靴をぬぎ揃えてこっちのベッドに長々と寝た。――それだけは推理で分っとる」
 とロッジ部長は得意そうに、あたりを見廻したが、事実ウルランド氏の靴も上着も、そこには見えなかったのである。社長は服装ごと、どこかに姿を消してしまったのである。
 ウルランド氏の失踪事件《しっそうじけん》は、たちまち上海《シャンハイ》の全市に知れわたった。
「大東新報社長、白昼《はくちゅう》レーキス・ホテルの密室内に行方不明となる!」
「ウルランド氏の失踪。ギャング団ウルスキー一味の仕業《しわざ》と見て、目下手配中!」
 などと、新聞やラジオでは、刻々にその捜索模様を報道して、町の人気をあおりたてた。騒ぎは、ますます大きくなってゆく。
 工部局の活動、秘密警察の協力、素人探偵の競演――などと、物すごいウルランド氏捜索の手がつくされたが、ウルランド氏の消息は更にわからなかった。
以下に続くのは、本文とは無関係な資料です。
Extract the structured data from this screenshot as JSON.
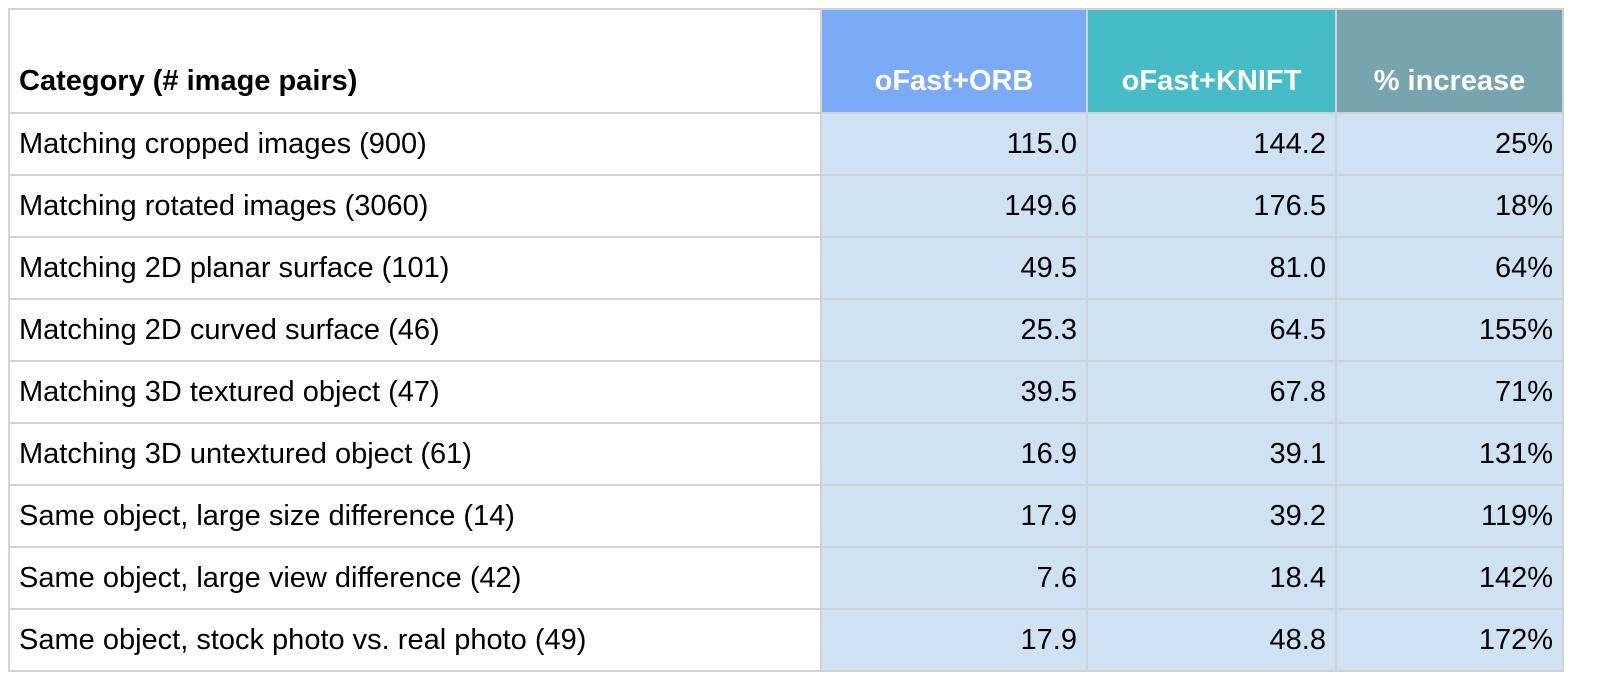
{
  "table": {
    "header": [
      "Category (# image pairs)",
      "oFast+ORB",
      "oFast+KNIFT",
      "% increase"
    ],
    "rows": [
      [
        "Matching cropped images (900)",
        "115.0",
        "144.2",
        "25%"
      ],
      [
        "Matching rotated images (3060)",
        "149.6",
        "176.5",
        "18%"
      ],
      [
        "Matching 2D planar surface (101)",
        "49.5",
        "81.0",
        "64%"
      ],
      [
        "Matching 2D curved surface (46)",
        "25.3",
        "64.5",
        "155%"
      ],
      [
        "Matching 3D textured object (47)",
        "39.5",
        "67.8",
        "71%"
      ],
      [
        "Matching 3D untextured object (61)",
        "16.9",
        "39.1",
        "131%"
      ],
      [
        "Same object, large size difference (14)",
        "17.9",
        "39.2",
        "119%"
      ],
      [
        "Same object, large view difference (42)",
        "7.6",
        "18.4",
        "142%"
      ],
      [
        "Same object, stock photo vs. real photo (49)",
        "17.9",
        "48.8",
        "172%"
      ]
    ]
  }
}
 今日こそは、明日こそはと、市民たちもウルランド氏の発見を期待していたが、すべては空《むな》しく外《はず》れてしまい、やがて二週間の日が流れた。ウルランド氏の生命は、誰の目にも、まず絶望と見られた。
 ところがここに一人、ウルランド氏の生命の安全なることを知っている人物があった。それは当のウルランド氏そのひとに外《ほか》ならなかった。
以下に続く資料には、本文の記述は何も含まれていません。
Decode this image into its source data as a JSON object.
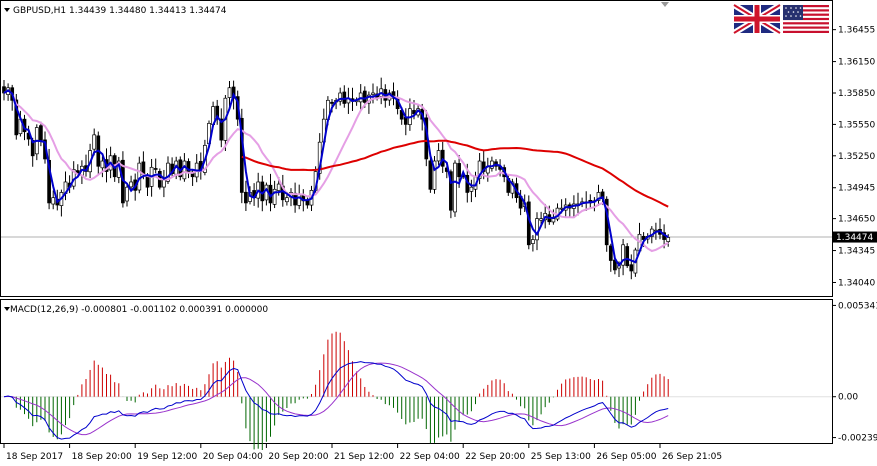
{
  "chart_data": [
    {
      "type": "candlestick",
      "symbol": "GBPUSD",
      "timeframe": "H1",
      "header": "GBPUSD,H1  1.34439 1.34480 1.34413 1.34474",
      "ohlc_last": {
        "open": 1.34439,
        "high": 1.3448,
        "low": 1.34413,
        "close": 1.34474
      },
      "current_price": 1.34474,
      "current_price_label": "1.34474",
      "ylim": [
        1.3393,
        1.367
      ],
      "y_ticks": [
        {
          "value": 1.36455,
          "label": "1.36455"
        },
        {
          "value": 1.3615,
          "label": "1.36150"
        },
        {
          "value": 1.3585,
          "label": "1.35850"
        },
        {
          "value": 1.3555,
          "label": "1.35550"
        },
        {
          "value": 1.3525,
          "label": "1.35250"
        },
        {
          "value": 1.34945,
          "label": "1.34945"
        },
        {
          "value": 1.3465,
          "label": "1.34650"
        },
        {
          "value": 1.34345,
          "label": "1.34345"
        },
        {
          "value": 1.3404,
          "label": "1.34040"
        }
      ],
      "x_ticks": [
        {
          "bar": 0,
          "label": "18 Sep 2017"
        },
        {
          "bar": 16,
          "label": "18 Sep 20:00"
        },
        {
          "bar": 32,
          "label": "19 Sep 12:00"
        },
        {
          "bar": 48,
          "label": "20 Sep 04:00"
        },
        {
          "bar": 64,
          "label": "20 Sep 20:00"
        },
        {
          "bar": 80,
          "label": "21 Sep 12:00"
        },
        {
          "bar": 96,
          "label": "22 Sep 04:00"
        },
        {
          "bar": 112,
          "label": "22 Sep 20:00"
        },
        {
          "bar": 128,
          "label": "25 Sep 13:00"
        },
        {
          "bar": 144,
          "label": "26 Sep 05:00"
        },
        {
          "bar": 160,
          "label": "26 Sep 21:05"
        }
      ],
      "closes": [
        1.3585,
        1.359,
        1.3578,
        1.3545,
        1.356,
        1.3548,
        1.3541,
        1.3525,
        1.3552,
        1.354,
        1.3522,
        1.348,
        1.3485,
        1.3478,
        1.349,
        1.35,
        1.3495,
        1.3512,
        1.3508,
        1.3515,
        1.351,
        1.353,
        1.3545,
        1.3515,
        1.352,
        1.351,
        1.3525,
        1.3505,
        1.352,
        1.348,
        1.3495,
        1.35,
        1.3492,
        1.3518,
        1.3507,
        1.3495,
        1.3514,
        1.3512,
        1.3495,
        1.3502,
        1.3518,
        1.3508,
        1.352,
        1.3505,
        1.352,
        1.351,
        1.3505,
        1.3518,
        1.351,
        1.3535,
        1.3556,
        1.3572,
        1.356,
        1.354,
        1.358,
        1.359,
        1.358,
        1.356,
        1.349,
        1.348,
        1.349,
        1.3485,
        1.35,
        1.3482,
        1.3497,
        1.348,
        1.3493,
        1.3498,
        1.3483,
        1.3485,
        1.349,
        1.3478,
        1.3488,
        1.3482,
        1.3478,
        1.3492,
        1.351,
        1.3538,
        1.356,
        1.3578,
        1.3575,
        1.3578,
        1.3585,
        1.3575,
        1.358,
        1.3577,
        1.3578,
        1.3585,
        1.3576,
        1.3583,
        1.3585,
        1.3581,
        1.3589,
        1.3578,
        1.3585,
        1.358,
        1.357,
        1.356,
        1.3555,
        1.357,
        1.3565,
        1.357,
        1.356,
        1.3522,
        1.3493,
        1.352,
        1.353,
        1.3515,
        1.351,
        1.3473,
        1.3518,
        1.3505,
        1.3505,
        1.349,
        1.3495,
        1.3505,
        1.352,
        1.351,
        1.3515,
        1.352,
        1.3515,
        1.3512,
        1.3505,
        1.349,
        1.35,
        1.3485,
        1.3475,
        1.348,
        1.344,
        1.3445,
        1.3465,
        1.3465,
        1.347,
        1.3462,
        1.3465,
        1.3475,
        1.3475,
        1.3478,
        1.3475,
        1.3479,
        1.3479,
        1.3481,
        1.3481,
        1.348,
        1.3482,
        1.349,
        1.3484,
        1.344,
        1.3425,
        1.3416,
        1.342,
        1.344,
        1.342,
        1.3415,
        1.3435,
        1.345,
        1.3445,
        1.3448,
        1.3455,
        1.3454,
        1.345,
        1.3445,
        1.3447
      ],
      "moving_averages": [
        {
          "name": "MA fast",
          "color": "#0000cc"
        },
        {
          "name": "MA medium",
          "color": "#e59fe5"
        },
        {
          "name": "MA slow",
          "color": "#dd0000"
        }
      ],
      "colors": {
        "candle": "#000000",
        "background": "#ffffff",
        "grid": "none"
      }
    },
    {
      "type": "macd",
      "header": "MACD(12,26,9) -0.000801 -0.001102 0.000391 0.000000",
      "params": "12,26,9",
      "values": {
        "macd": -0.000801,
        "signal": -0.001102,
        "histogram": 0.000391,
        "extra": 0.0
      },
      "ylim": [
        -0.00265,
        0.0056
      ],
      "y_ticks": [
        {
          "value": 0.005341,
          "label": "0.005341"
        },
        {
          "value": 0.0,
          "label": "0.00"
        },
        {
          "value": -0.002391,
          "label": "-0.002391"
        }
      ],
      "colors": {
        "macd_line": "#0000cc",
        "signal_line": "#9933cc",
        "hist_positive": "#cc0000",
        "hist_negative": "#006600"
      }
    }
  ],
  "flags": [
    {
      "name": "uk-flag-icon",
      "colors": {
        "blue": "#1f2a80",
        "red": "#cf142b",
        "white": "#ffffff"
      }
    },
    {
      "name": "us-flag-icon",
      "colors": {
        "blue": "#27306f",
        "red": "#c8102e",
        "white": "#ffffff"
      }
    }
  ]
}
 彼は、もうかれこれ十日あまりも、町の騒擾《そうじょう》を見てくらしているのだった。彼は、ショーウインドーらしき大きな硝子《ガラス》をとおして、一部始終を眺めて暮らしているのだった。彼の前には、紛《まぎ》れもなく賑《にぎや》かな上海《シャンハイ》、南京路《ナンキンろ》の雑沓《ざっとう》が展開しているのだった。それも暁《あかつき》の南京路の光景から、明《あけ》る陽《ひ》をうけた繁華《はんか》な時間の光景から、やがて陽は西に傾《かたむ》き夜の幕《とばり》が降りて、いよいよ夜の全世界と化《か》した光景、さては夜も更《ふ》けて酔漢《すいかん》と、彼の手下どもが徘徊《はいかい》する深夜の光景に至るまで、大小洩《だいしょうも》れなく、南京路の街頭を見つくし見飽《みあ》きているのだった。
 どうしたことからこうなったのか、彼には始まりがよく分らなかった。
 ともかくも、捕虜《ほりょ》になったなと気がついたときは、今から十日ほど前のことだ。彼はこのショーウインドーの中に長々と伸びていたのだ。
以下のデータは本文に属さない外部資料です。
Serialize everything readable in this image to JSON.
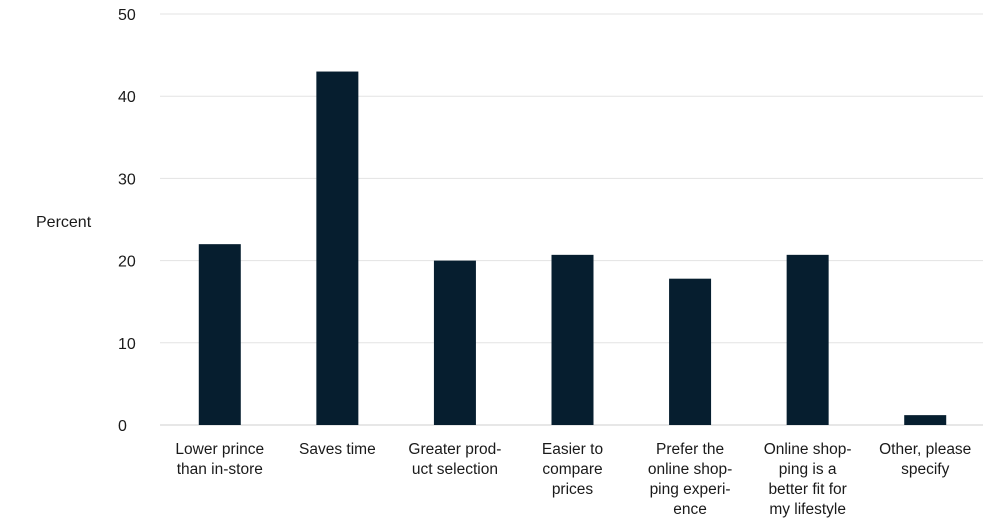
{
  "chart_data": {
    "type": "bar",
    "categories": [
      [
        "Lower prince",
        "than in-store"
      ],
      [
        "Saves time"
      ],
      [
        "Greater prod-",
        "uct selection"
      ],
      [
        "Easier to",
        "compare",
        "prices"
      ],
      [
        "Prefer the",
        "online shop-",
        "ping experi-",
        "ence"
      ],
      [
        "Online shop-",
        "ping is a",
        "better fit for",
        "my lifestyle"
      ],
      [
        "Other, please",
        "specify"
      ]
    ],
    "values": [
      22,
      43,
      20,
      20.7,
      17.8,
      20.7,
      1.2
    ],
    "title": "",
    "xlabel": "",
    "ylabel": "Percent",
    "ylim": [
      0,
      50
    ],
    "yticks": [
      0,
      10,
      20,
      30,
      40,
      50
    ],
    "grid": true,
    "bar_color": "#061e2f"
  }
}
 それからこの細長いショーウインドーの中の生活が始まった。彼は一歩もその中から出されなかったのだ。
 彼の目の前を過ぎゆく人に向って、SOSを叫んだ。硝子をドンドン叩いて、通行の人の注意を喚起《かんき》した。しかし誰一人、彼の方を見る者がなかった。
「変だなア。なぜ、こっちを見てくれないんだろう」
 彼は諒解《りょうかい》に苦しんだ。彼の鼻の先に男や女がとおるのである。それにも拘《かかわ》らず、誰もこっちを向いてくれない。こんな情《なさ》けない話はなかった。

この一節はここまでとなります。